Scientific Understanding of Consciousness
Autism Mutations in Genes Encoding Neuroligins
Science 5 October 2007: pp. 71 - 76
A Neuroligin-3 Mutation Implicated in Autism Increases Inhibitory Synaptic Transmission in Mice
Katsuhiko Tabuchi,1 Jacqueline Blundell,2 Mark R. Etherton,1 Robert E. Hammer,3 Xinran Liu,1 Craig M. Powell,2,4 Thomas C. Südhof1,5,6
1 Department of Neuroscience, University of Texas Southwestern Medical Center, Dallas, TX 75390, USA.

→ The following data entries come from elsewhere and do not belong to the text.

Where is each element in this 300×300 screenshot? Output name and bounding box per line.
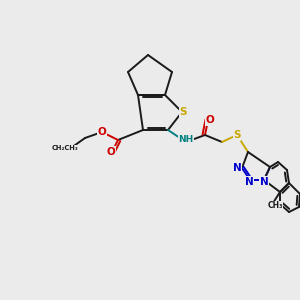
Text: O: O	[206, 115, 214, 125]
Text: CH₂CH₃: CH₂CH₃	[52, 145, 78, 151]
Text: NH: NH	[178, 136, 194, 145]
Text: O: O	[106, 147, 116, 157]
Text: S: S	[179, 107, 187, 117]
Text: O: O	[98, 127, 106, 137]
Text: N: N	[232, 163, 242, 173]
Text: N: N	[244, 177, 253, 187]
Text: N: N	[260, 177, 268, 187]
Text: CH₃: CH₃	[267, 202, 283, 211]
Text: S: S	[233, 130, 241, 140]
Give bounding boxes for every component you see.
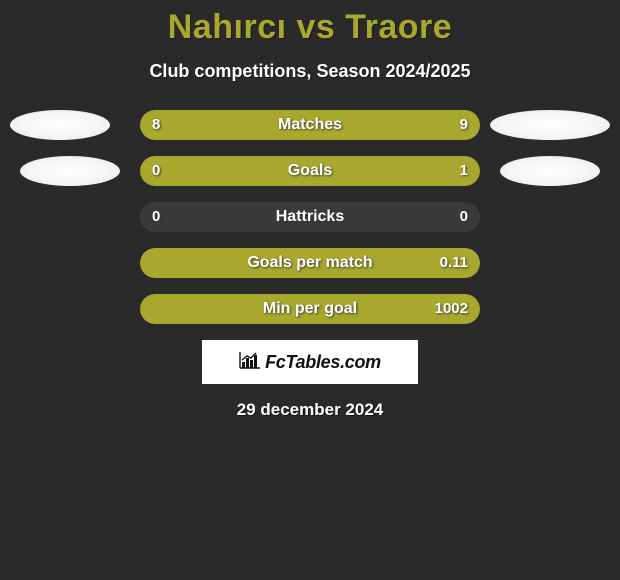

Autism spectrum disorders (ASDs) are characterized by impairments in social behaviors that are sometimes coupled to specialized cognitive abilities. A small percentage of ASD patients carry mutations in genes encoding neuroligins, which are postsynaptic cell-adhesion molecules. We introduced one of these mutations into mice: the Arg451Cys451 (R451C) substitution in neuroligin-3. R451C mutant mice showed impaired social interactions but enhanced spatial learning abilities. Unexpectedly, these behavioral changes were accompanied by an increase in inhibitory synaptic transmission with no apparent effect on excitatory synapses. Deletion of neuroligin-3, in contrast, did not cause such changes, indicating that the R451C substitution represents a gain-of-function mutation. These data suggest that increased inhibitory synaptic transmission may contribute to human ASDs and that the R451C knockin mice may be a useful model for studying autism-related behaviors.